With the compiler stable and experiments complete, we turned to writing. The paper — "SkCC: Portable and Secure Skill Compilation for Cross-Framework LLM Agents" — was structured around the "From Engineering Implementation to Scientific Argument" methodology:

  • Motivation: Format sensitivity is a first-class concern. The O(m×n) adaptation burden is unsustainable. Security vulnerabilities are widespread and unaddressed.
  • Insight: A unified IR can decouple skill semantics from framework-specific formatting, mirroring classical compiler architecture.
  • Design: Four-phase pipeline — Syntax Parser → IR Builder → Security Optimizer → Target Emitter.
  • Evidence: SkillsBench experiments across 4 frameworks, ablation studies proving model-specificity, security and efficiency metrics.

Experimental Results

The numbers told a compelling story. SkCC-compiled skills consistently outperformed format-agnostic baselines:

  • Kimi CLI: 35.1% → 48.7% pass rate (+13.5pp, p=0.0063)
  • Claude Code: 21.1% → 33.3% pass rate (+12.2pp, p=0.0103)
  • Codex CLI: 38.5% → 42.3% pass rate (+3.8pp)
  • Gemini CLI: 22.2% → 22.2% pass rate (+0.019 reward gain)

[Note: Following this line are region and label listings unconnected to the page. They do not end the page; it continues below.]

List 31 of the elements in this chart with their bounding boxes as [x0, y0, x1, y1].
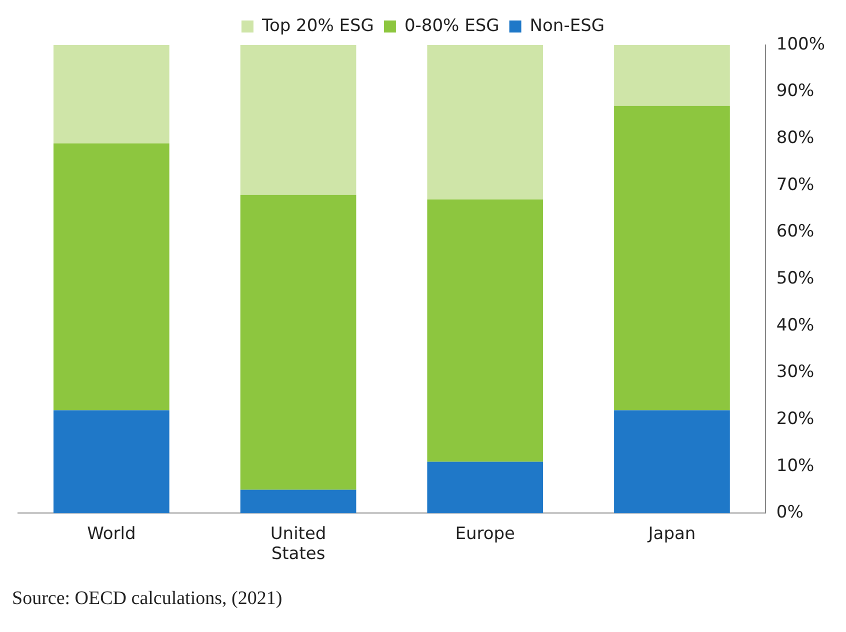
y-tick-label: 60%	[776, 222, 814, 242]
bar	[240, 490, 356, 514]
bar	[54, 45, 170, 144]
x-tick-label: World	[87, 524, 136, 544]
y-tick-label: 50%	[776, 268, 814, 289]
bar	[54, 143, 170, 410]
bar	[240, 194, 356, 490]
y-tick-label: 90%	[776, 81, 814, 102]
legend-label: Non-ESG	[530, 16, 605, 36]
legend-label: Top 20% ESG	[260, 16, 374, 36]
y-tick-label: 30%	[776, 362, 814, 382]
legend-label: 0-80% ESG	[404, 16, 500, 36]
x-tick-label: Japan	[647, 524, 696, 544]
source-note: Source: OECD calculations, (2021)	[12, 588, 284, 610]
y-tick-label: 0%	[776, 502, 804, 523]
y-tick-label: 80%	[776, 128, 814, 148]
bar	[614, 45, 730, 106]
bar	[427, 45, 544, 200]
bar	[427, 462, 544, 514]
y-tick-label: 100%	[776, 34, 826, 54]
bar	[614, 410, 730, 514]
bar	[427, 200, 544, 462]
x-tick-label: United States	[270, 524, 326, 564]
x-tick-label: Europe	[455, 524, 516, 544]
y-tick-label: 70%	[776, 174, 814, 195]
bar	[54, 410, 170, 514]
bar	[240, 45, 356, 195]
y-tick-label: 20%	[776, 408, 814, 429]
y-tick-label: 40%	[776, 315, 814, 336]
y-tick-label: 10%	[776, 456, 814, 476]
bar	[614, 106, 730, 410]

The ablation study was particularly revealing. The same Kimi-compiled format produced dramatically different effects across models: strongly positive on Kimi (d=+0.33), neutral on GLM-5 (d=−0.03), and slightly negative on DeepSeek (d=−0.14). This proved that compilation gains are model-specific — there is no one-size-fits-all optimal format. This finding is the empirical foundation for SkCC's multi-backend architecture.

Open Source Release

On May 9, we pushed the final version to GitHub. The repository included:

  • The full Rust compiler (3 crates, 207 tests)
  • npm wrapper package for Node.js users
  • VS Code extension with syntax highlighting and real-time validation
  • Comprehensive documentation (15+ docs files)
  • This website with benchmark leaderboard and development blog

The paper was submitted to the AgentSkills'26 Workshop at ACM CAIS 2026 and uploaded to arXiv (2605.03353).

What's Next

SkCC is just the beginning. The compiler architecture is designed for extensibility — new framework emitters can be added by implementing a single trait. We're exploring:

  • Automated anti-pattern discovery from vulnerability corpora
  • Semantic-level adaptation (instruction simplification, procedure decomposition)
  • Runtime feedback integration for iterative optimization
  • WASM bindings for browser-based skill validation
  • Integration with emerging frameworks (OpenHands, Copilot, LangChain)

The vision remains the same as that March whiteboard sketch: write once, run anywhere — but now it's not just a sketch. It's a working compiler, a submitted paper, and an open-source project ready for the community.